World renowned genius composer Ludwig van Beethoven's handwritten musical manuscript to return to the heirs of the richest family in pre-World War II Czechoslovakia as they had to flee the country to escape the Holocaust.
The Moravian Museum in the Czech city of Brno has the original manuscript for the fourth movement of Beethoven’s String Quartet n B-flat Major, Op. 130 in its collection for more than 80 years. The museum put the score on display for the first time this week in anticipation of handing it over to its rightful owners.
“It’s one of the most precious items in our collections,” museum curator Simona Sindelarova said.
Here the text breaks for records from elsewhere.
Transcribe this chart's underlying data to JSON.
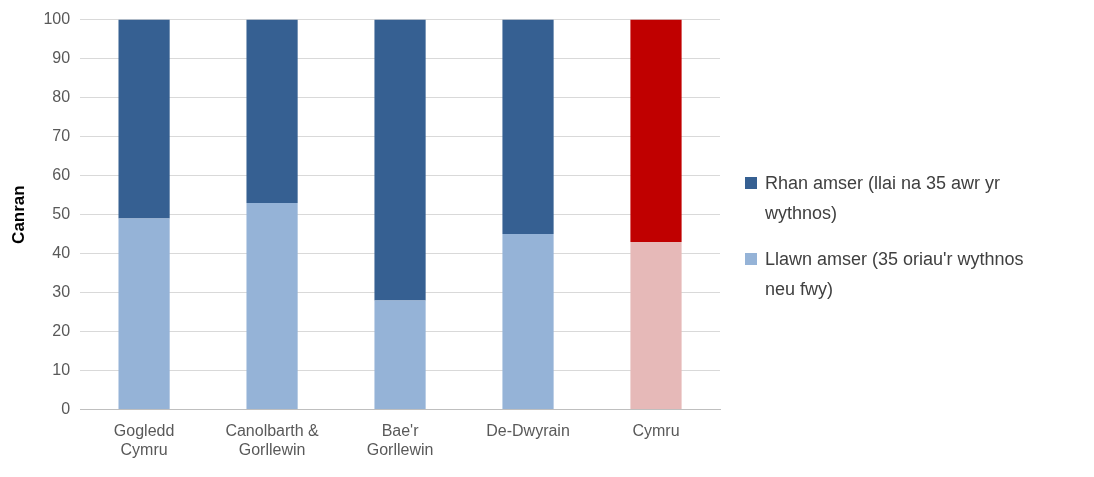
{
  "chart_data": {
    "type": "bar",
    "stacked": true,
    "ylabel": "Canran",
    "categories": [
      "Gogledd Cymru",
      "Canolbarth & Gorllewin",
      "Bae'r Gorllewin",
      "De-Dwyrain",
      "Cymru"
    ],
    "series": [
      {
        "name": "Llawn amser (35 oriau'r wythnos neu fwy)",
        "color": "#95b3d7",
        "colors": [
          "#95b3d7",
          "#95b3d7",
          "#95b3d7",
          "#95b3d7",
          "#e6b9b8"
        ],
        "values": [
          49,
          53,
          28,
          45,
          43
        ]
      },
      {
        "name": "Rhan amser (llai na 35 awr yr wythnos)",
        "color": "#366092",
        "colors": [
          "#366092",
          "#366092",
          "#366092",
          "#366092",
          "#c00000"
        ],
        "values": [
          51,
          47,
          72,
          55,
          57
        ]
      }
    ],
    "ylim": [
      0,
      100
    ],
    "yticks": [
      0,
      10,
      20,
      30,
      40,
      50,
      60,
      70,
      80,
      90,
      100
    ],
    "grid": "y",
    "legend": "right"
  }
}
The museum said a restitution law on property stolen by German Nazis made the return possible. Details about how the family, whose wealth came mainly from the mining industry and banking in Central Europe, after World War I acquired the piece from one of the German composer’s late quartets are unknown.
Beethoven composed the six-movement String Quartet in B-flat Major in 1825 -1826 as part of his work on a series of quartets commissioned by Russian Prince Nicholas Galitzin. It premiered in March 1826 at the Musikverein concert hall in Vienna, Austria.
Museums, archives and libraries in the Czech Republic, France, Germany, Poland and the United States currently have almost 300 pages of the entire autograph in their possession.
It’s known that Beethoven, who died in 1827, gave the fourth movement to his secretary, Karl Holz, and at least two other private owners in Vienna acquired it before the Petscheks.
The family tried but failed to send the manuscript abroad by mail in March 1939 during the Nazi occupation of Czechoslovakia, drawing the attention of the Gestapo.
From his new home in the United States, Franz Petschek, who had run the family’s mining businesses in Czechoslovakia, tried to get the piece back but was unsuccessful due to the postwar division in Europe and the creation of the Iron Curtain.
The Moravian Museum signed a deal on Aug. 3 to transfer the ownership of the manuscript to his heirs. However, other families with claims to property and valuable items lost during World War II are still waiting for their cases to be resolved.